Dinda tersenyum melihat suaminya kalah berdebat dengan mama mertuanya. Ia memegangi perutnya yang masih datar.
Kini ada kehidupan di sana. Meski masih tidak menyangka dirinya akan hamil secepat ini, ia merasa Bahagia. Siap atau tidak, ia harus siap karena janin di perutnya akan semakin berkembang ke depannya.
Tidak mungkin ia akan membiarkannya begitu saja. Ia berjanji akan memberikan yang terbaik untuk janin yang ada dikandungnya.
Hari-hari berlalu, Dinda yang tidak mengalami morning sickness melakukan kegiatannya seperti biasa. Hanya Adlan yang menjadi over protektif, karena sang mama yang menceritakan segala kemungkinan yang bisa terjadi di awal kehamilan.
“Kalian jadi ke dokter hari ini?” tanya Mama Adlan.
“Iya, Ma. Dinda sudah izin.” Jawab Dinda yang sudah menghabiskan makanannya.
“Mama ikut sekalian, ya?”
“Boleh.”
“Mama mau apa?” tanya Adlan yang baru keluar dari kamar mandi.
“Mama juga mau lihat cucu Mama.”
“Iya, Ma.” Dinda menjawab lebih dulu sebelum suaminya mengajak mama mertuanya berdebat.
Setelah mereka siap, Adlan melajukan mobilnya ke rumah sakit.
Dinda yang sudah melakukan pendaftaran online, langsung menuju loket untuk mendapatkan nomor antrean.
“Adinda Pratiwi?” panggil perawat.
Adlan mengangkat tangannya secara reflek dan mengajak Dinda masuk ke dalam ruangan, diikuti sang mama.
Di dalam, Dinda lebih dulu menimbang berat badan dan mengukur tekanan darah, sebelum bertemu dengan dokter.
Dinda yang tidak memiliki keluhan apa pun, membuat dokter langsung melakukan USG. Sambil menggerakkan tansduser di perut Dinda dengan tangan kanan, tangan kiri dokter mengoperasikan tombol yang ada di depannya.
“Ini kantong kehamilannya ya, Pak, Bu. Janin masih belum terlihat karena usia kandungan yang masih awal.
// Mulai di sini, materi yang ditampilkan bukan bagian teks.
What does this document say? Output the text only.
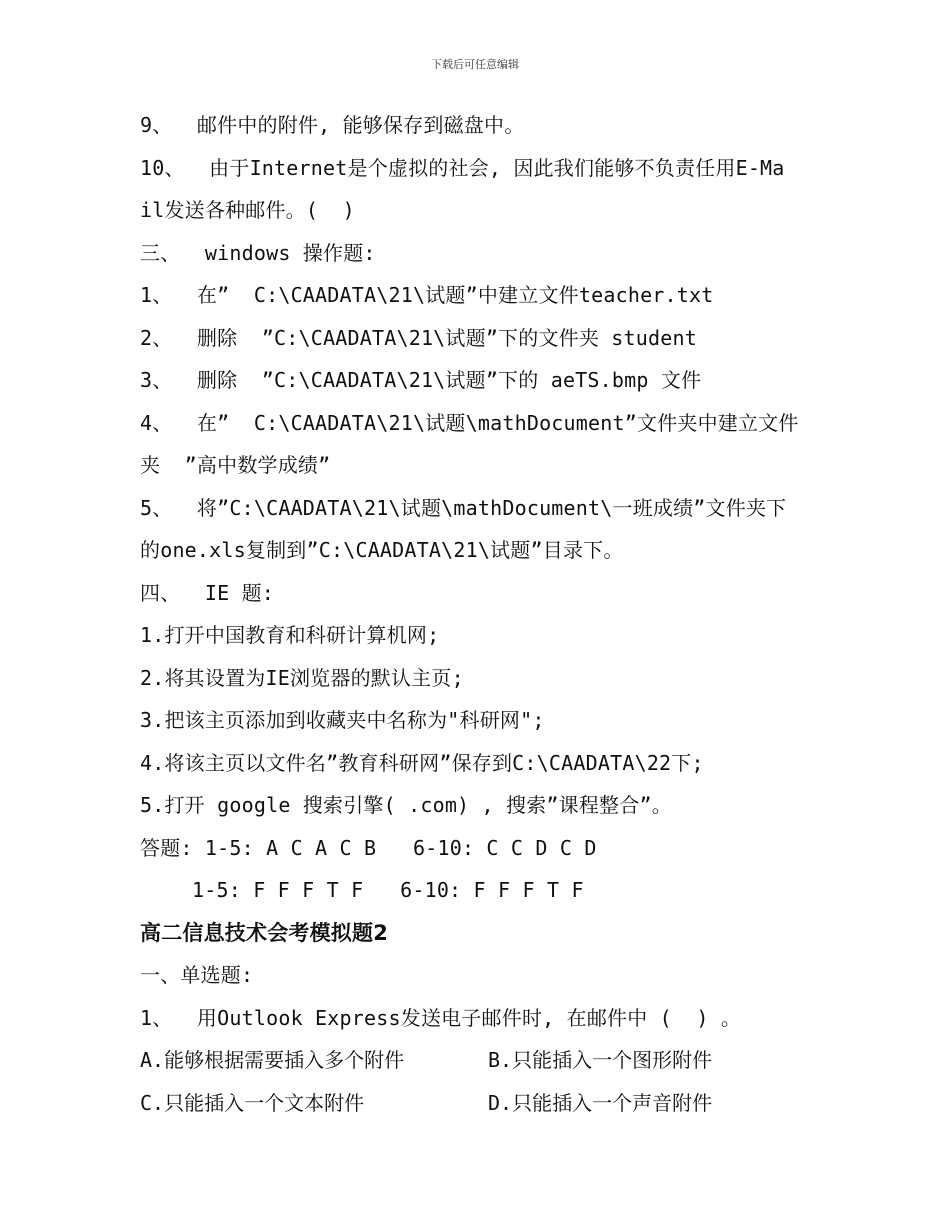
下载后可任意编辑
9、  邮件中的附件, 能够保存到磁盘中。
10、  由于Internet是个虚拟的社会, 因此我们能够不负责任用E-Ma
il发送各种邮件。(  )
三、  windows 操作题:
1、  在”  C:\CAADATA\21\试题”中建立文件teacher.txt
2、  删除  ”C:\CAADATA\21\试题”下的文件夹 student
3、  删除  ”C:\CAADATA\21\试题”下的 aeTS.bmp 文件
4、  在”  C:\CAADATA\21\试题\mathDocument”文件夹中建立文件
夹  ”高中数学成绩”
5、  将”C:\CAADATA\21\试题\mathDocument\一班成绩”文件夹下
的one.xls复制到”C:\CAADATA\21\试题”目录下。
四、  IE 题:
1.打开中国教育和科研计算机网;
2.将其设置为IE浏览器的默认主页;
3.把该主页添加到收藏夹中名称为"科研网";
4.将该主页以文件名”教育科研网”保存到C:\CAADATA\22下;
5.打开 google 搜索引擎( .com) , 搜索”课程整合”。
答题: 1-5: A C A C B   6-10: C C D C D
1-5: F F F T F   6-10: F F F T F
高二信息技术会考模拟题2
一、单选题:
1、  用Outlook Express发送电子邮件时, 在邮件中 (  ) 。
A.能够根据需要插入多个附件	B.只能插入一个图形附件
C.只能插入一个文本附件	D.只能插入一个声音附件
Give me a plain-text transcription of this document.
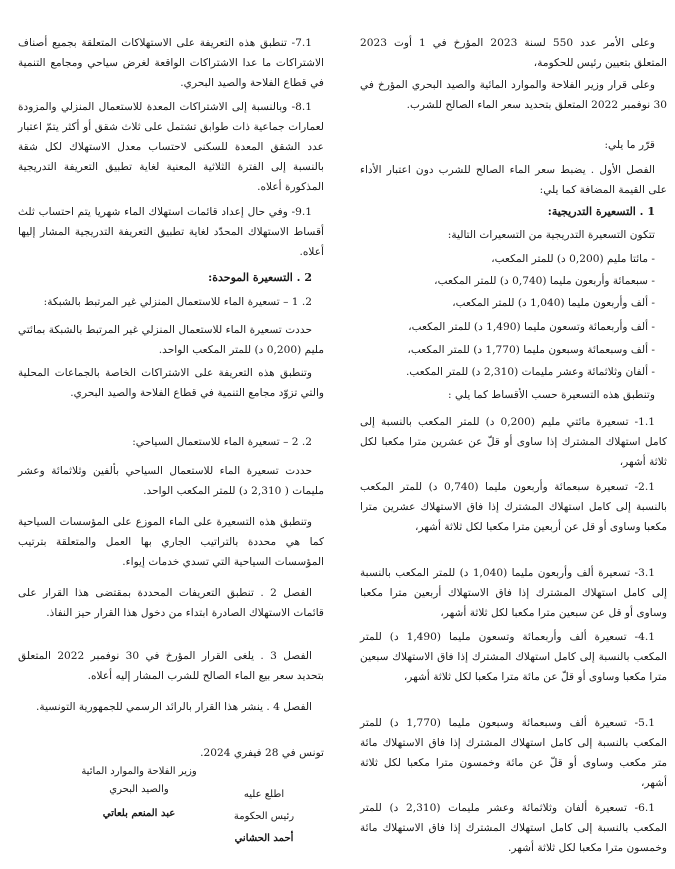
وعلى الأمر عدد 550 لسنة 2023 المؤرخ في 1 أوت 2023 المتعلق بتعيين رئيس للحكومة،

وعلى قرار وزير الفلاحة والموارد المائية والصيد البحري المؤرخ في 30 نوفمبر 2022 المتعلق بتحديد سعر الماء الصالح للشرب.

قرّر ما يلي:

الفصل الأول . يضبط سعر الماء الصالح للشرب دون اعتبار الأداء على القيمة المضافة كما يلي:

1 . التسعيرة التدريجية:

تتكون التسعيرة التدريجية من التسعيرات التالية:

- مائتا مليم (0,200 د) للمتر المكعب،

- سبعمائة وأربعون مليما (0,740 د) للمتر المكعب،

- ألف وأربعون مليما (1,040 د) للمتر المكعب،

- ألف وأربعمائة وتسعون مليما (1,490 د) للمتر المكعب،

- ألف وسبعمائة وسبعون مليما (1,770 د) للمتر المكعب،

- ألفان وثلاثمائة وعشر مليمات (2,310 د) للمتر المكعب.

وتنطبق هذه التسعيرة حسب الأقساط كما يلي :

1.1- تسعيرة مائتي مليم (0,200 د) للمتر المكعب بالنسبة إلى كامل استهلاك المشترك إذا ساوى أو قلّ عن عشرين مترا مكعبا لكل ثلاثة أشهر،

2.1- تسعيرة سبعمائة وأربعون مليما (0,740 د) للمتر المكعب بالنسبة إلى كامل استهلاك المشترك إذا فاق الاستهلاك عشرين مترا مكعبا وساوى أو قل عن أربعين مترا مكعبا لكل ثلاثة أشهر،

3.1- تسعيرة ألف وأربعون مليما (1,040 د) للمتر المكعب بالنسبة إلى كامل استهلاك المشترك إذا فاق الاستهلاك أربعين مترا مكعبا وساوى أو قل عن سبعين مترا مكعبا لكل ثلاثة أشهر،

4.1- تسعيرة ألف وأربعمائة وتسعون مليما (1,490 د) للمتر المكعب بالنسبة إلى كامل استهلاك المشترك إذا فاق الاستهلاك سبعين مترا مكعبا وساوى أو قلّ عن مائة مترا مكعبا لكل ثلاثة أشهر،

5.1- تسعيرة ألف وسبعمائة وسبعون مليما (1,770 د) للمتر المكعب بالنسبة إلى كامل استهلاك المشترك إذا فاق الاستهلاك مائة متر مكعب وساوى أو قلّ عن مائة وخمسون مترا مكعبا لكل ثلاثة أشهر،

6.1- تسعيرة ألفان وثلاثمائة وعشر مليمات (2,310 د) للمتر المكعب بالنسبة إلى كامل استهلاك المشترك إذا فاق الاستهلاك مائة وخمسون مترا مكعبا لكل ثلاثة أشهر.

7.1- تنطبق هذه التعريفة على الاستهلاكات المتعلقة بجميع أصناف الاشتراكات ما عدا الاشتراكات الواقعة لغرض سياحي ومجامع التنمية في قطاع الفلاحة والصيد البحري.

8.1- وبالنسبة إلى الاشتراكات المعدة للاستعمال المنزلي والمزودة لعمارات جماعية ذات طوابق تشتمل على ثلاث شقق أو أكثر يتمّ اعتبار عدد الشقق المعدة للسكنى لاحتساب معدل الاستهلاك لكل شقة بالنسبة إلى الفترة الثلاثية المعنية لغاية تطبيق التعريفة التدريجية المذكورة أعلاه.

9.1- وفي حال إعداد قائمات استهلاك الماء شهريا يتم احتساب ثلث أقساط الاستهلاك المحدّد لغاية تطبيق التعريفة التدريجية المشار إليها أعلاه.

2 . التسعيرة الموحدة:

2. 1 – تسعيرة الماء للاستعمال المنزلي غير المرتبط بالشبكة:

حددت تسعيرة الماء للاستعمال المنزلي غير المرتبط بالشبكة بمائتي مليم (0,200 د) للمتر المكعب الواحد.

وتنطبق هذه التعريفة على الاشتراكات الخاصة بالجماعات المحلية والتي تزوّد مجامع التنمية في قطاع الفلاحة والصيد البحري.

2. 2 – تسعيرة الماء للاستعمال السياحي:

حددت تسعيرة الماء للاستعمال السياحي بألفين وثلاثمائة وعشر مليمات ( 2,310 د) للمتر المكعب الواحد.

وتنطبق هذه التسعيرة على الماء الموزع على المؤسسات السياحية كما هي محددة بالتراتيب الجاري بها العمل والمتعلقة بترتيب المؤسسات السياحية التي تسدي خدمات إيواء.

الفصل 2 . تنطبق التعريفات المحددة بمقتضى هذا القرار على قائمات الاستهلاك الصادرة ابتداء من دخول هذا القرار حيز النفاذ.

الفصل 3 . يلغى القرار المؤرخ في 30 نوفمبر 2022 المتعلق بتحديد سعر بيع الماء الصالح للشرب المشار إليه أعلاه.

الفصل 4 . ينشر هذا القرار بالرائد الرسمي للجمهورية التونسية.

تونس في 28 فيفري 2024.

وزير الفلاحة والموارد المائية
والصيد البحري
عبد المنعم بلعاتي
اطلع عليه
رئيس الحكومة
أحمد الحشاني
Sekitar 2 minggu lagi, Bapak dan Ibu bisa menjadwalkan ulang untuk melihat perkembangan janinnya.”
“Baik, dok.” Jawab Adlan dan sang mama kompak.
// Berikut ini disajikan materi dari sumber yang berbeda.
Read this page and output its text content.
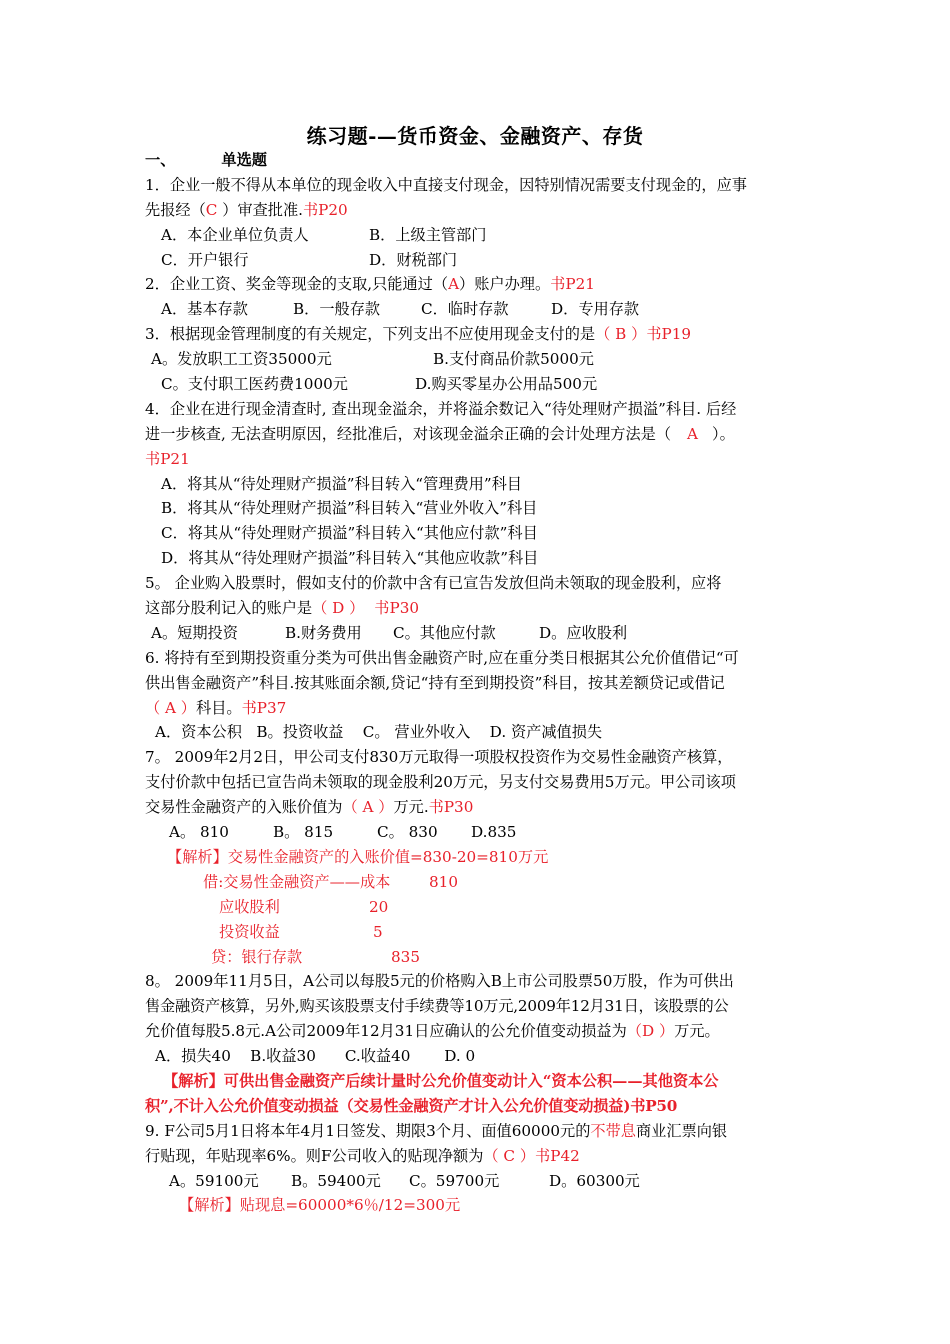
练习题-—货币资金、金融资产、存货
一、	单选题
1．企业一般不得从本单位的现金收入中直接支付现金，因特别情况需要支付现金的，应事
先报经（C ）审查批准.书P20
A．本企业单位负责人	B．上级主管部门
C．开户银行	D．财税部门
2．企业工资、奖金等现金的支取,只能通过（A）账户办理。书P21
A．基本存款	B．一般存款	C．临时存款	D．专用存款
3．根据现金管理制度的有关规定，下列支出不应使用现金支付的是（ B ）书P19
A。发放职工工资35000元	B.支付商品价款5000元
C。支付职工医药费1000元	D.购买零星办公用品500元
4．企业在进行现金清查时, 查出现金溢余，并将溢余数记入“待处理财产损溢”科目. 后经
进一步核查, 无法查明原因，经批准后，对该现金溢余正确的会计处理方法是（ A ）。
书P21
A．将其从“待处理财产损溢”科目转入“管理费用”科目
B．将其从“待处理财产损溢”科目转入“营业外收入”科目
C．将其从“待处理财产损溢”科目转入“其他应付款”科目
D．将其从“待处理财产损溢”科目转入“其他应收款”科目
5。 企业购入股票时，假如支付的价款中含有已宣告发放但尚未领取的现金股利，应将
这部分股利记入的账户是（ D ） 书P30
A。短期投资	B.财务费用 C。其他应付款	D。应收股利
6. 将持有至到期投资重分类为可供出售金融资产时,应在重分类日根据其公允价值借记“可
供出售金融资产”科目.按其账面余额,贷记“持有至到期投资”科目，按其差额贷记或借记
（ A ）科目。书P37
A．资本公积   B。投资收益    C。 营业外收入    D. 资产减值损失
7。 2009年2月2日，甲公司支付830万元取得一项股权投资作为交易性金融资产核算，
支付价款中包括已宣告尚未领取的现金股利20万元，另支付交易费用5万元。甲公司该项
交易性金融资产的入账价值为（ A ）万元.书P30
A。 810	B。 815	C。 830 D.835
【解析】交易性金融资产的入账价值=830-20=810万元
借:交易性金融资产——成本	810
应收股利	20
投资收益	5
贷：银行存款	835
8。 2009年11月5日，A公司以每股5元的价格购入B上市公司股票50万股，作为可供出
售金融资产核算，另外,购买该股票支付手续费等10万元,2009年12月31日，该股票的公
允价值每股5.8元.A公司2009年12月31日应确认的公允价值变动损益为（D ）万元。
A．损失40    B.收益30      C.收益40       D. 0
【解析】可供出售金融资产后续计量时公允价值变动计入“资本公积——其他资本公
积”,不计入公允价值变动损益（交易性金融资产才计入公允价值变动损益)书P50
9. F公司5月1日将本年4月1日签发、期限3个月、面值60000元的不带息商业汇票向银
行贴现，年贴现率6%。则F公司收入的贴现净额为（ C ）书P42
A。59100元 B。59400元 C。59700元	D。60300元
【解析】贴现息=60000*6％/12=300元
Selesai melakukan USG, dokter meresepkan vitamin untuk Dinda dan memberikan nasihat yang hampir sama dengan yang dikatakan bidan sebelumnya. Bedanya, dokter memberikan peringatan untuk tidak melakukan hubungan suami istri.
Adlan menganggukkan kepalanya dengan patuh, sementara sang mama menahan tawanya.
Bagaimanapun, beliau tahu anaknya. Kehamilan Dinda yang terhitung cepat, tentu berpengaruh pada hubungan intim mereka yang terhitung belum puas, kkarena masih pengantin baru.
.
.
.
.
.
Maaf author tidak up kemarin. Selamat membaca...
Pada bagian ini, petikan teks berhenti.